Can spending dig us out our debt hole?

At the Conservative party conference last month, the media seized on the fact that David Cameron was forced to re-draft part of his speech. By instructing the public to pay off their credit card debt economists warned that if this advice was followed we would go straight back into recession. The line was changed to read “That is why households are paying down the credit card and store card bills”. Apart from the obvious worry that the guy in charge doesn’t seem to know what’s what, this mix up highlighted a paradox of this economic crisis: do we spend or save?

Households are, on average, paying back their credit card bills. In addition, they are saving a higher proportion of their income – a recent report from the Office for National Statistics showed that between April and June this year, the household savings ratio rose from 5.9% to 7.4%. With fears about the effects of reduced spending, interest rates are low, banks are being encouraged to lend, and the phrases “consumer confidence” and “retail slump” are bandied about to suggest that the British public needs to be more lavish. Meanwhile, average personal debt in the UK remains high at £10,000 excluding mortgages. Both Cameron and Obama have highlighted the problem of “living beyond our means” and its intimate relationship to the crisis. With the suggestion that “credit fuelled society” formed part of the cause of the global recession, can spending really be both the problem and the cure?

Of what importance is it to spend? In the UK, consumption has formed an increasing proportion of GDP in recent decades, currently around two thirds. Furthermore, with the retail sector forming a substantial part of our modern economy, our current economic structure depends on buying. The recession has negatively affected consumer confidence. People are reluctant to spend and even more reluctant to “buy it now and pay for it later”. Where jobs are unstable and cost of living keeps increasing consumers are frightened that later they just won’t be able to pay and increasingly see the need to “save for a rainy day”.

Whilst we reduce our spending and start to pay off our credit cards, business across the country begins to falter and their investment level decreases. In addition, rising unemployment creates more instability and herein the cycle continues. Since 2008, boarded up high streets across the country have become the visible casualties of this phenomenon. So, does this mean that we should all go out and spend everything we’ve got, squander our student loans, open that store card and go wild? After all, it’s for the good of the economy, the nation and once we’re back in the boom years it really won’t matter, will it?

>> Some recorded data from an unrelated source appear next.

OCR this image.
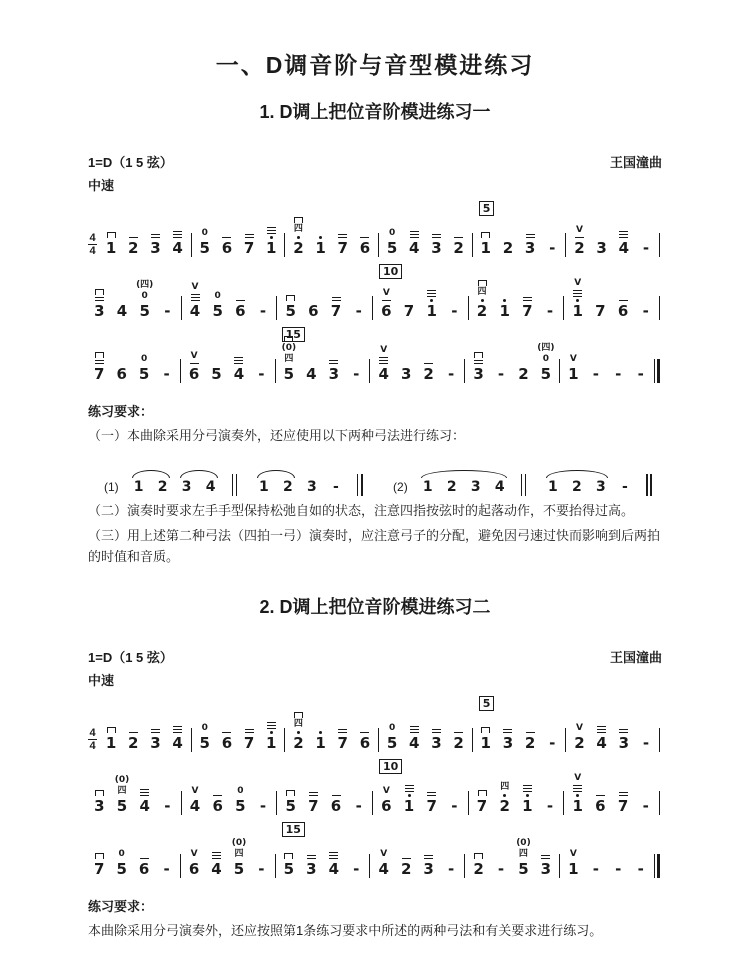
一、D调音阶与音型模进练习
1. D调上把位音阶模进练习一
1=D（1 5 弦）	王国潼曲
中速
4
4 1 2 3 4
0
5 6 7 1
四
2 1 7 6
0
5 4 3 2
5
1 2 3 -
V
2 3 4 -
3 4
(四)
0
5 -
V
4
0
5 6 - 5 6 7 -
10
V
6 7 1 -
四
2 1 7 -
V
1 7 6 -
7 6
0
5 -
V
6 5 4 -
15
(0)
四
5 4 3 -
V
4 3 2 - 3 - 2
(四)
0
5
V
1 - - -
练习要求：

（一）本曲除采用分弓演奏外，还应使用以下两种弓法进行练习：

(1)	1	2	3	4	1	2	3	-	(2)	1	2	3	4	1	2	3	-

（二）演奏时要求左手手型保持松弛自如的状态，注意四指按弦时的起落动作，不要抬得过高。

（三）用上述第二种弓法（四拍一弓）演奏时，应注意弓子的分配，避免因弓速过快而影响到后两拍的时值和音质。

2. D调上把位音阶模进练习二
1=D（1 5 弦）	王国潼曲
中速
4
4 1 2 3 4
0
5 6 7 1
四
2 1 7 6
0
5 4 3 2
5
1 3 2 -
V
2 4 3 -
3
(0)
四
5 4 -
V
4 6
0
5 - 5 7 6 -
10
V
6 1 7 - 7
四
2 1 -
V
1 6 7 -
7
0
5 6 -
V
6 4
(0)
四
5 -
15
5 3 4 -
V
4 2 3 - 2 -
(0)
四
5 3
V
1 - - -
练习要求：

本曲除采用分弓演奏外，还应按照第1条练习要求中所述的两种弓法和有关要求进行练习。
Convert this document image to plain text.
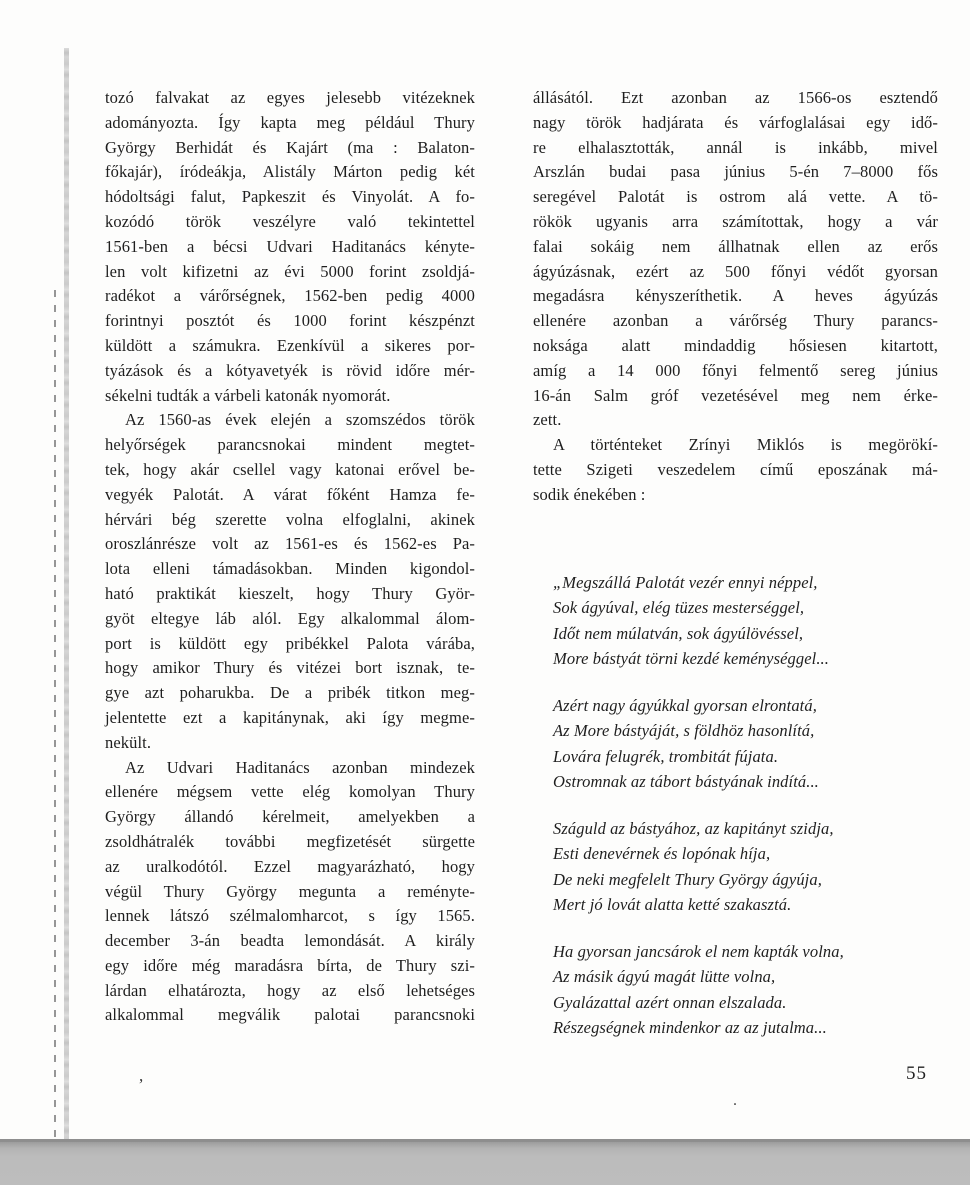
tozó falvakat az egyes jelesebb vitézeknek
adományozta. Így kapta meg például Thury
György Berhidát és Kajárt (ma : Balaton-
főkajár), íródeákja, Alistály Márton pedig két
hódoltsági falut, Papkeszit és Vinyolát. A fo-
kozódó török veszélyre való tekintettel
1561-ben a bécsi Udvari Haditanács kényte-
len volt kifizetni az évi 5000 forint zsoldjá-
radékot a várőrségnek, 1562-ben pedig 4000
forintnyi posztót és 1000 forint készpénzt
küldött a számukra. Ezenkívül a sikeres por-
tyázások és a kótyavetyék is rövid időre mér-
sékelni tudták a várbeli katonák nyomorát.
Az 1560-as évek elején a szomszédos török
helyőrségek parancsnokai mindent megtet-
tek, hogy akár csellel vagy katonai erővel be-
vegyék Palotát. A várat főként Hamza fe-
hérvári bég szerette volna elfoglalni, akinek
oroszlánrésze volt az 1561-es és 1562-es Pa-
lota elleni támadásokban. Minden kigondol-
ható praktikát kieszelt, hogy Thury Györ-
gyöt eltegye láb alól. Egy alkalommal álom-
port is küldött egy pribékkel Palota várába,
hogy amikor Thury és vitézei bort isznak, te-
gye azt poharukba. De a pribék titkon meg-
jelentette ezt a kapitánynak, aki így megme-
nekült.
Az Udvari Haditanács azonban mindezek
ellenére mégsem vette elég komolyan Thury
György állandó kérelmeit, amelyekben a
zsoldhátralék további megfizetését sürgette
az uralkodótól. Ezzel magyarázható, hogy
végül Thury György megunta a reményte-
lennek látszó szélmalomharcot, s így 1565.
december 3-án beadta lemondását. A király
egy időre még maradásra bírta, de Thury szi-
lárdan elhatározta, hogy az első lehetséges
alkalommal megválik palotai parancsnoki
állásától. Ezt azonban az 1566-os esztendő
nagy török hadjárata és várfoglalásai egy idő-
re elhalasztották, annál is inkább, mivel
Arszlán budai pasa június 5-én 7–8000 fős
seregével Palotát is ostrom alá vette. A tö-
rökök ugyanis arra számítottak, hogy a vár
falai sokáig nem állhatnak ellen az erős
ágyúzásnak, ezért az 500 főnyi védőt gyorsan
megadásra kényszeríthetik. A heves ágyúzás
ellenére azonban a várőrség Thury parancs-
noksága alatt mindaddig hősiesen kitartott,
amíg a 14 000 főnyi felmentő sereg június
16-án Salm gróf vezetésével meg nem érke-
zett.
A történteket Zrínyi Miklós is megörökí-
tette Szigeti veszedelem című eposzának má-
sodik énekében :
„Megszállá Palotát vezér ennyi néppel,
Sok ágyúval, elég tüzes mesterséggel,
Időt nem múlatván, sok ágyúlövéssel,
More bástyát törni kezdé keménységgel...
Azért nagy ágyúkkal gyorsan elrontatá,
Az More bástyáját, s földhöz hasonlítá,
Lovára felugrék, trombitát fújata.
Ostromnak az tábort bástyának indítá...
Száguld az bástyához, az kapitányt szidja,
Esti denevérnek és lopónak híja,
De neki megfelelt Thury György ágyúja,
Mert jó lovát alatta ketté szakasztá.
Ha gyorsan jancsárok el nem kapták volna,
Az másik ágyú magát lütte volna,
Gyalázattal azért onnan elszalada.
Részegségnek mindenkor az az jutalma...
,
.
55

Obviously for the individual this is a risky strategy. The truth is, even if you do go immediately to buy the iPhone 4S for you and all your mates it isn’t going to save the country. As an individual, you’re better off saving for a rainy day because the way things are going we’re in for a lot of rain. With their expansionary monetary policy, the Bank of England is not just trying to incentivise business investment but consumer spending too. Trouble is, it’s just not enough.

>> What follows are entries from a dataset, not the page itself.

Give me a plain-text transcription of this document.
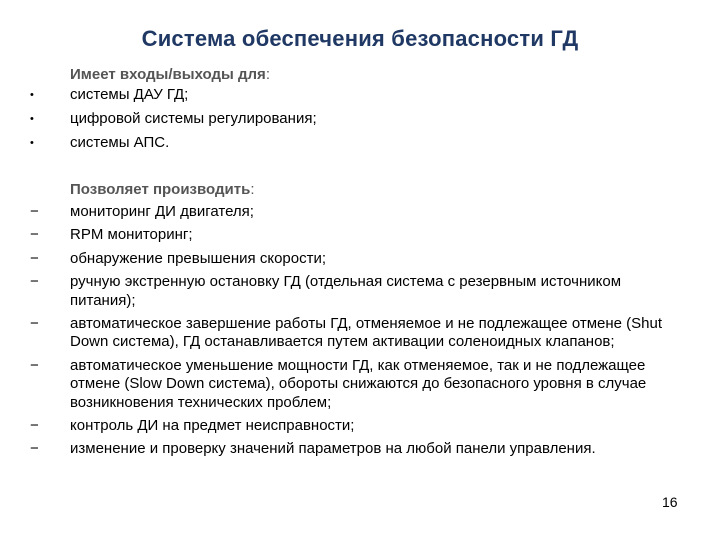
Система обеспечения безопасности ГД
Имеет входы/выходы для:
•	системы ДАУ ГД;
•	цифровой системы регулирования;
•	системы АПС.
Позволяет производить:
−	мониторинг ДИ двигателя;
−	RPM мониторинг;
−	обнаружение превышения скорости;
−	ручную экстренную остановку ГД (отдельная система с резервным источником питания);
−	автоматическое завершение работы ГД, отменяемое и не подлежащее отмене (Shut Down система), ГД останавливается путем активации соленоидных клапанов;
−	автоматическое уменьшение мощности ГД, как отменяемое, так и не подлежащее отмене (Slow Down система), обороты снижаются до безопасного уровня в случае возникновения технических проблем;
−	контроль ДИ на предмет неисправности;
−	изменение и проверку значений параметров на любой панели управления.
16
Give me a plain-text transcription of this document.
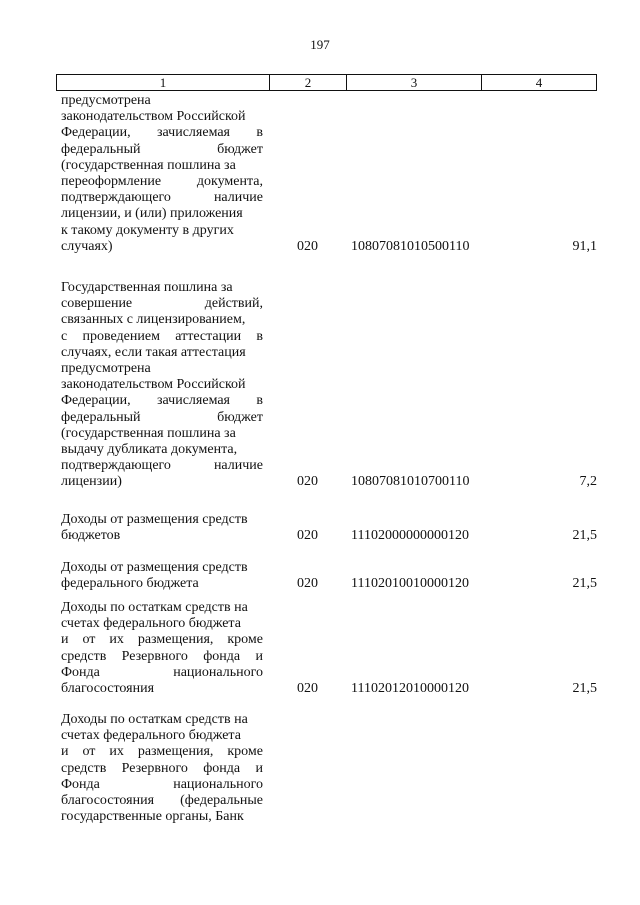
197
1	2	3	4
предусмотрена
законодательством Российской
Федерации, зачисляемая в
федеральный	бюджет
(государственная пошлина за
переоформление	документа,
подтверждающего	наличие
лицензии, и (или) приложения
к такому документу в других
случаях)	020 10807081010500110	91,1
Государственная пошлина за
совершение	действий,
связанных с лицензированием,
с проведением аттестации в
случаях, если такая аттестация
предусмотрена
законодательством Российской
Федерации, зачисляемая в
федеральный	бюджет
(государственная пошлина за
выдачу дубликата документа,
подтверждающего	наличие
лицензии)	020 10807081010700110	7,2
Доходы от размещения средств
бюджетов	020 11102000000000120	21,5
Доходы от размещения средств
федерального бюджета	020 11102010010000120	21,5
Доходы по остаткам средств на
счетах федерального бюджета
и от их размещения, кроме
средств Резервного фонда и
Фонда	национального
благосостояния	020 11102012010000120	21,5
Доходы по остаткам средств на
счетах федерального бюджета
и от их размещения, кроме
средств Резервного фонда и
Фонда	национального
благосостояния (федеральные
государственные органы, Банк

This is the basis of Keynes’s paradox of thrift, where individual and collective benefits are opposing. Aside from this however, there is perhaps a wider, societal problem. Should we really be relying on spending from those who can’t afford to pay? Should our society be structured in a way that means that we have to keep borrowing to buy more mobile phones, the latest fashion or even a house, when our incomes may never cover it? The financial crisis of 2008 was initiated by too much “bad debt” – mortgage debt that could never be paid off. It seems like fixing this problem with lending and spending is like trying to spring a right from two wrongs. It isn’t going to work.

Right now our economy needs the benefit that a boost in consumer spending could bring. Now is not the time for Cameron to tell us to pay off our debts. However, in the long run, unsustainable borrowing to finance equally unsustainable spending is bad for households and despite the potential for big profits, risky for banks. With so much of our economy tied up in financial institutions, the case for tighter regulation of lending is one which must be heard.